I noticed a spike of errors on Logstash, complaining about the read timeout being reached with a query on the abuse_filter_log table. It's been happening since 4:00 UTC at a constant stream of ~100 errors every hour. Such slow queries are also reported on tendril, and here are the two that I found:
SELECT /* IndexPager::buildQueryInfo (AbuseLogPager) */ * FROM `abuse_filter_log` LEFT JOIN `abuse_filter` ON ((CAST( af_id AS BINARY )=afl_filter)) WHERE afl_deleted = '0' ORDER BY afl_timestamp DESC LIMIT 51
SELECT /* ApiQueryAbuseLog::execute */ afl_timestamp, afl_rev_id, afl_deleted, afl_filter, afl_id, afl_user_text, afl_namespace, afl_title, afl_action, afl_actions, af_public_comments FROM `abuse_filter_log` LEFT JOIN `abuse_filter` ON ((CAST( af_id AS BINARY )=afl_filter)) WHERE afl_deleted = '0' ORDER BY afl_timestamp DESC LIMIT 11
They mostly happen on wikidata and commons, but just because the abuse_filter_log table is very big there, I guess.

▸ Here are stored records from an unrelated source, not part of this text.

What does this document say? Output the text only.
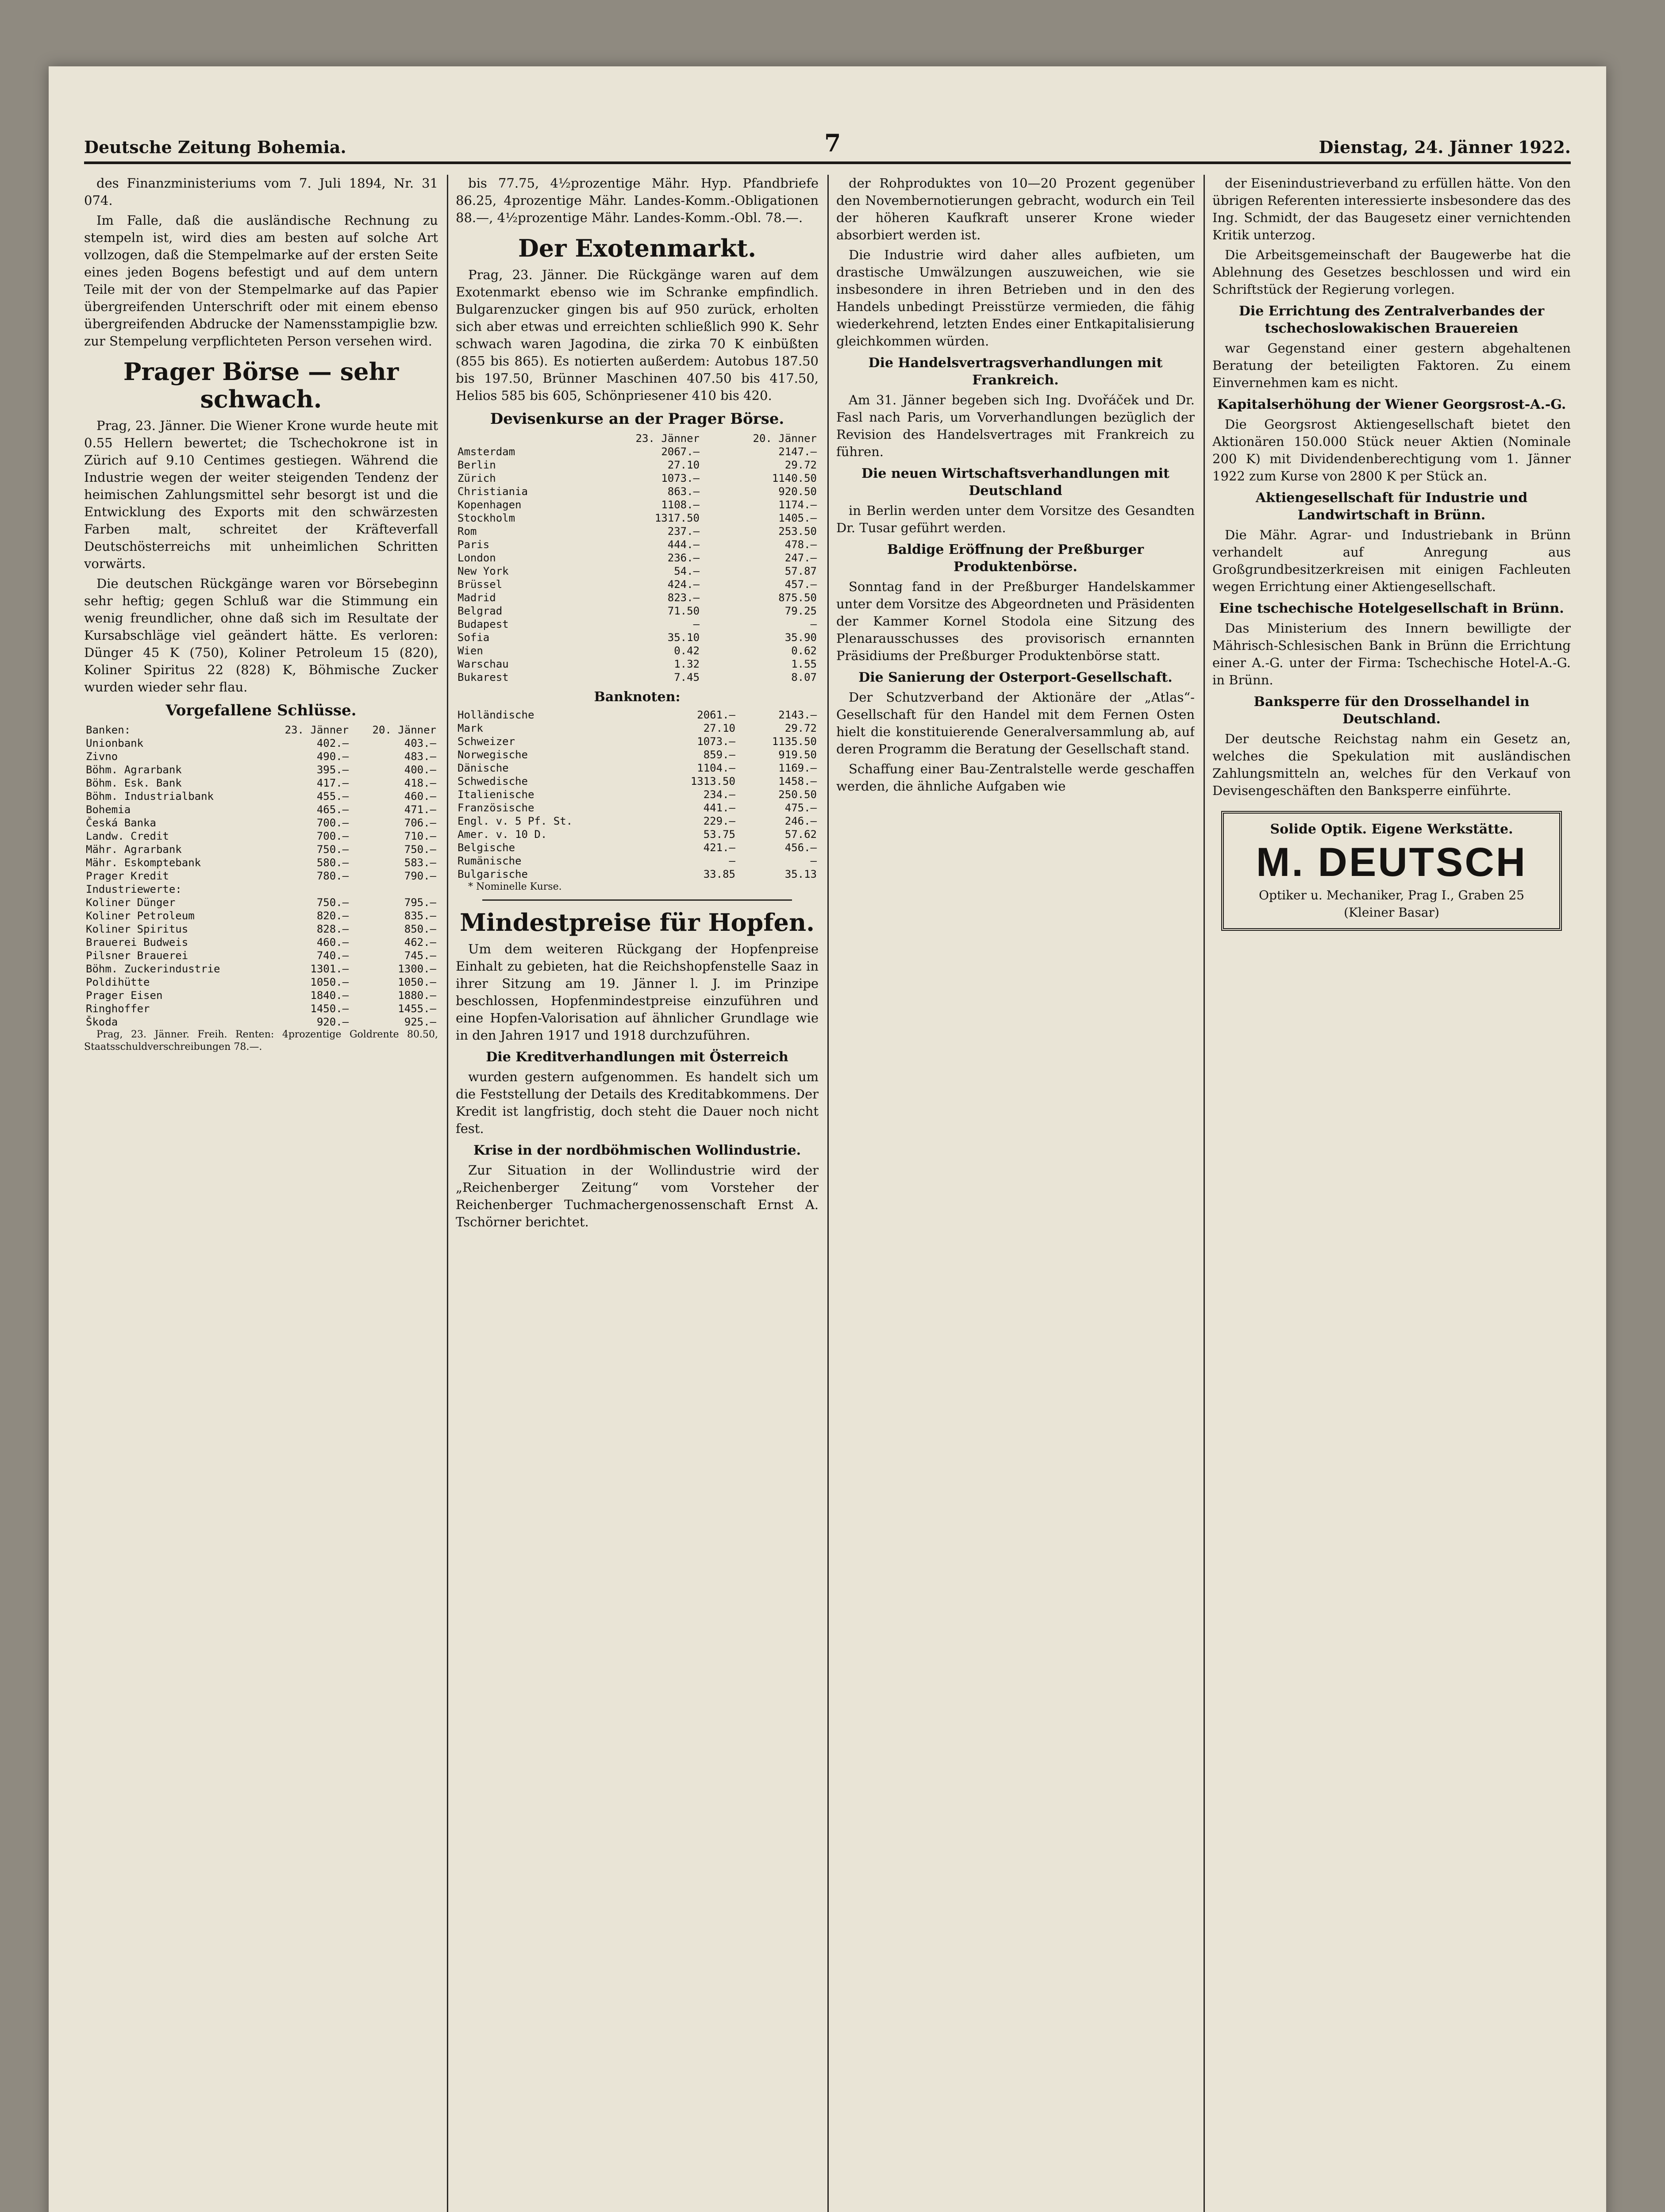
Deutsche Zeitung Bohemia.	7	Dienstag, 24. Jänner 1922.

des Finanzministeriums vom 7. Juli 1894, Nr. 31 074.

Im Falle, daß die ausländische Rechnung zu stempeln ist, wird dies am besten auf solche Art vollzogen, daß die Stempelmarke auf der ersten Seite eines jeden Bogens befestigt und auf dem untern Teile mit der von der Stempelmarke auf das Papier übergreifenden Unterschrift oder mit einem ebenso übergreifenden Abdrucke der Namensstampiglie bzw. zur Stempelung verpflichteten Person versehen wird.

Prager Börse — sehr schwach.

Prag, 23. Jänner. Die Wiener Krone wurde heute mit 0.55 Hellern bewertet; die Tschechokrone ist in Zürich auf 9.10 Centimes gestiegen. Während die Industrie wegen der weiter steigenden Tendenz der heimischen Zahlungsmittel sehr besorgt ist und die Entwicklung des Exports mit den schwärzesten Farben malt, schreitet der Kräfteverfall Deutschösterreichs mit unheimlichen Schritten vorwärts.

Die deutschen Rückgänge waren vor Börsebeginn sehr heftig; gegen Schluß war die Stimmung ein wenig freundlicher, ohne daß sich im Resultate der Kursabschläge viel geändert hätte. Es verloren: Dünger 45 K (750), Koliner Petroleum 15 (820), Koliner Spiritus 22 (828) K, Böhmische Zucker wurden wieder sehr flau.

Vorgefallene Schlüsse.
Banken:	23. Jänner	20. Jänner
Unionbank	402.—	403.—
Zivno	490.—	483.—
Böhm. Agrarbank	395.—	400.—
Böhm. Esk. Bank	417.—	418.—
Böhm. Industrialbank	455.—	460.—
Bohemia	465.—	471.—
Česká Banka	700.—	706.—
Landw. Credit	700.—	710.—
Mähr. Agrarbank	750.—	750.—
Mähr. Eskomptebank	580.—	583.—
Prager Kredit	780.—	790.—
Industriewerte:		
Koliner Dünger	750.—	795.—
Koliner Petroleum	820.—	835.—
Koliner Spiritus	828.—	850.—
Brauerei Budweis	460.—	462.—
Pilsner Brauerei	740.—	745.—
Böhm. Zuckerindustrie	1301.—	1300.—
Poldihütte	1050.—	1050.—
Prager Eisen	1840.—	1880.—
Ringhoffer	1450.—	1455.—
Škoda	920.—	925.—

Prag, 23. Jänner. Freih. Renten: 4prozentige Goldrente 80.50, Staatsschuldverschreibungen 78.—.

bis 77.75, 4½prozentige Mähr. Hyp. Pfandbriefe 86.25, 4prozentige Mähr. Landes-Komm.-Obligationen 88.—, 4½prozentige Mähr. Landes-Komm.-Obl. 78.—.

Der Exotenmarkt.

Prag, 23. Jänner. Die Rückgänge waren auf dem Exotenmarkt ebenso wie im Schranke empfindlich. Bulgarenzucker gingen bis auf 950 zurück, erholten sich aber etwas und erreichten schließlich 990 K. Sehr schwach waren Jagodina, die zirka 70 K einbüßten (855 bis 865). Es notierten außerdem: Autobus 187.50 bis 197.50, Brünner Maschinen 407.50 bis 417.50, Helios 585 bis 605, Schönpriesener 410 bis 420.

Devisenkurse an der Prager Börse.
	23. Jänner	20. Jänner
Amsterdam	2067.—	2147.—
Berlin	27.10	29.72
Zürich	1073.—	1140.50
Christiania	863.—	920.50
Kopenhagen	1108.—	1174.—
Stockholm	1317.50	1405.—
Rom	237.—	253.50
Paris	444.—	478.—
London	236.—	247.—
New York	54.—	57.87
Brüssel	424.—	457.—
Madrid	823.—	875.50
Belgrad	71.50	79.25
Budapest	—	—
Sofia	35.10	35.90
Wien	0.42	0.62
Warschau	1.32	1.55
Bukarest	7.45	8.07
Banknoten:
Holländische	2061.—	2143.—
Mark	27.10	29.72
Schweizer	1073.—	1135.50
Norwegische	859.—	919.50
Dänische	1104.—	1169.—
Schwedische	1313.50	1458.—
Italienische	234.—	250.50
Französische	441.—	475.—
Engl. v. 5 Pf. St.	229.—	246.—
Amer. v. 10 D.	53.75	57.62
Belgische	421.—	456.—
Rumänische	—	—
Bulgarische	33.85	35.13

* Nominelle Kurse.

Mindestpreise für Hopfen.

Um dem weiteren Rückgang der Hopfenpreise Einhalt zu gebieten, hat die Reichshopfenstelle Saaz in ihrer Sitzung am 19. Jänner l. J. im Prinzipe beschlossen, Hopfenmindestpreise einzuführen und eine Hopfen-Valorisation auf ähnlicher Grundlage wie in den Jahren 1917 und 1918 durchzuführen.

Die Kreditverhandlungen mit Österreich

wurden gestern aufgenommen. Es handelt sich um die Feststellung der Details des Kreditabkommens. Der Kredit ist langfristig, doch steht die Dauer noch nicht fest.

Krise in der nordböhmischen Wollindustrie.

Zur Situation in der Wollindustrie wird der „Reichenberger Zeitung“ vom Vorsteher der Reichenberger Tuchmachergenossenschaft Ernst A. Tschörner berichtet.

der Rohproduktes von 10—20 Prozent gegenüber den Novembernotierungen gebracht, wodurch ein Teil der höheren Kaufkraft unserer Krone wieder absorbiert werden ist.

Die Industrie wird daher alles aufbieten, um drastische Umwälzungen auszuweichen, wie sie insbesondere in ihren Betrieben und in den des Handels unbedingt Preisstürze vermieden, die fähig wiederkehrend, letzten Endes einer Entkapitalisierung gleichkommen würden.

Die Handelsvertragsverhandlungen mit Frankreich.

Am 31. Jänner begeben sich Ing. Dvořáček und Dr. Fasl nach Paris, um Vorverhandlungen bezüglich der Revision des Handelsvertrages mit Frankreich zu führen.

Die neuen Wirtschaftsverhandlungen mit Deutschland

in Berlin werden unter dem Vorsitze des Gesandten Dr. Tusar geführt werden.

Baldige Eröffnung der Preßburger Produktenbörse.

Sonntag fand in der Preßburger Handelskammer unter dem Vorsitze des Abgeordneten und Präsidenten der Kammer Kornel Stodola eine Sitzung des Plenarausschusses des provisorisch ernannten Präsidiums der Preßburger Produktenbörse statt.

Die Sanierung der Osterport-Gesellschaft.

Der Schutzverband der Aktionäre der „Atlas“-Gesellschaft für den Handel mit dem Fernen Osten hielt die konstituierende Generalversammlung ab, auf deren Programm die Beratung der Gesellschaft stand.

Schaffung einer Bau-Zentralstelle werde geschaffen werden, die ähnliche Aufgaben wie

der Eisenindustrieverband zu erfüllen hätte. Von den übrigen Referenten interessierte insbesondere das des Ing. Schmidt, der das Baugesetz einer vernichtenden Kritik unterzog.

Die Arbeitsgemeinschaft der Baugewerbe hat die Ablehnung des Gesetzes beschlossen und wird ein Schriftstück der Regierung vorlegen.

Die Errichtung des Zentralverbandes der tschechoslowakischen Brauereien

war Gegenstand einer gestern abgehaltenen Beratung der beteiligten Faktoren. Zu einem Einvernehmen kam es nicht.

Kapitalserhöhung der Wiener Georgsrost-A.-G.

Die Georgsrost Aktiengesellschaft bietet den Aktionären 150.000 Stück neuer Aktien (Nominale 200 K) mit Dividendenberechtigung vom 1. Jänner 1922 zum Kurse von 2800 K per Stück an.

Aktiengesellschaft für Industrie und Landwirtschaft in Brünn.

Die Mähr. Agrar- und Industriebank in Brünn verhandelt auf Anregung aus Großgrundbesitzerkreisen mit einigen Fachleuten wegen Errichtung einer Aktiengesellschaft.

Eine tschechische Hotelgesellschaft in Brünn.

Das Ministerium des Innern bewilligte der Mährisch-Schlesischen Bank in Brünn die Errichtung einer A.-G. unter der Firma: Tschechische Hotel-A.-G. in Brünn.

Banksperre für den Drosselhandel in Deutschland.

Der deutsche Reichstag nahm ein Gesetz an, welches die Spekulation mit ausländischen Zahlungsmitteln an, welches für den Verkauf von Devisengeschäften den Banksperre einführte.

Solide Optik. Eigene Werkstätte.
M. DEUTSCH
Optiker u. Mechaniker, Prag I., Graben 25
(Kleiner Basar)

Now I already know this happens due to this recent patch, which added a CAST for Postgres compatibility. I ran an explain on the optimizer for both queries, with and without the CAST. In both cases, the query is not very efficient (it performs a FTS I think), but the main difference is:
With CAST: Using where; Using temporary; Using filesort
Without CAST: Using where; Using filesort
So apparently the CAST is adding a huge payload due to the need of a temporary table.
The fix itself is easy, I'll revert the patch in a minute. However, I'm puzzled by that temporary table coming out of the blue for the presence of the CAST. Maybe a DBA could provide some explanation?